IIRC the Isis was 38mm... Did they make a 35mm version? My favorite MCE beam used the Fraen narrow reflector.


----------



## bikerjay (Sep 16, 2007)

Vancbiker said:


> IIRC the Isis was 38mm... Did they make a 35mm version? My favorite MCE beam used the Fraen narrow reflector.


Good catch. Isis is the one I am thinking of and ordered. It is 35. Iris is 35 but comes in 38 with the holder.

I am relying on the easy2 35mm housing to center the Isis as it has no holder but this should be better since a holder for MCE may not even fit the mkr


----------



## Vancbiker (May 25, 2005)

Ah, my bad. Mixed up Iris and Isis


----------



## bikerjay (Sep 16, 2007)

Vancbiker said:


> Ah, my bad. Mixed up Iris and Isis


Well actually I just looked again at what I ordered and it is not Isis or iris. I will be trying the narrow EVA. Which I did a search for and found this 
http://forums.mtbr.com/lights-diy-do-yourself/mce-optics-will-win-464544-8.html

I also just looked at ledil website and it lists mkr for the EVA should be a couple degrees wider than with MCE.

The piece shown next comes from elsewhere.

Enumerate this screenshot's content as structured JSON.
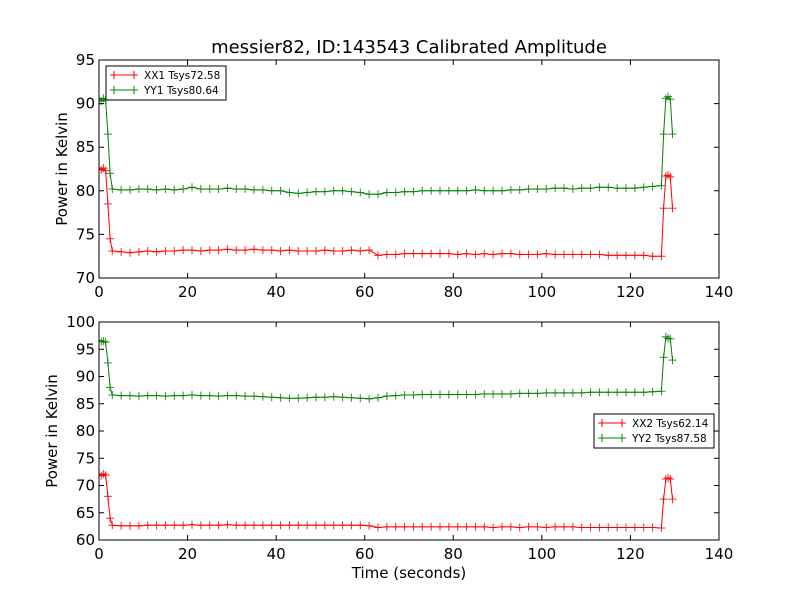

Looking forward to cutter order arriving soon. It just shipped. Hopefully us customs will not hold it up.

Already got the easy2led housing which is quite nice.


----------



## Vancbiker (May 25, 2005)

Back in the MCE era, the EVA was a popular choice.


----------



## bikerjay (Sep 16, 2007)

Just got my cutter order, a 20mm copper star mkr H2 4000k 80cri, an eva smooth spot optic, and an xb-h on a 20mm star to play with. Wow is the xbh tiny. 

The Eva has a nice bright concentrated hot spot with out all that much spill. For being only 1,000 lumen it sure seems bright. I dont see any doughnut in the beam. 

Hopefully I can add to the beam shots thread at some point.


----------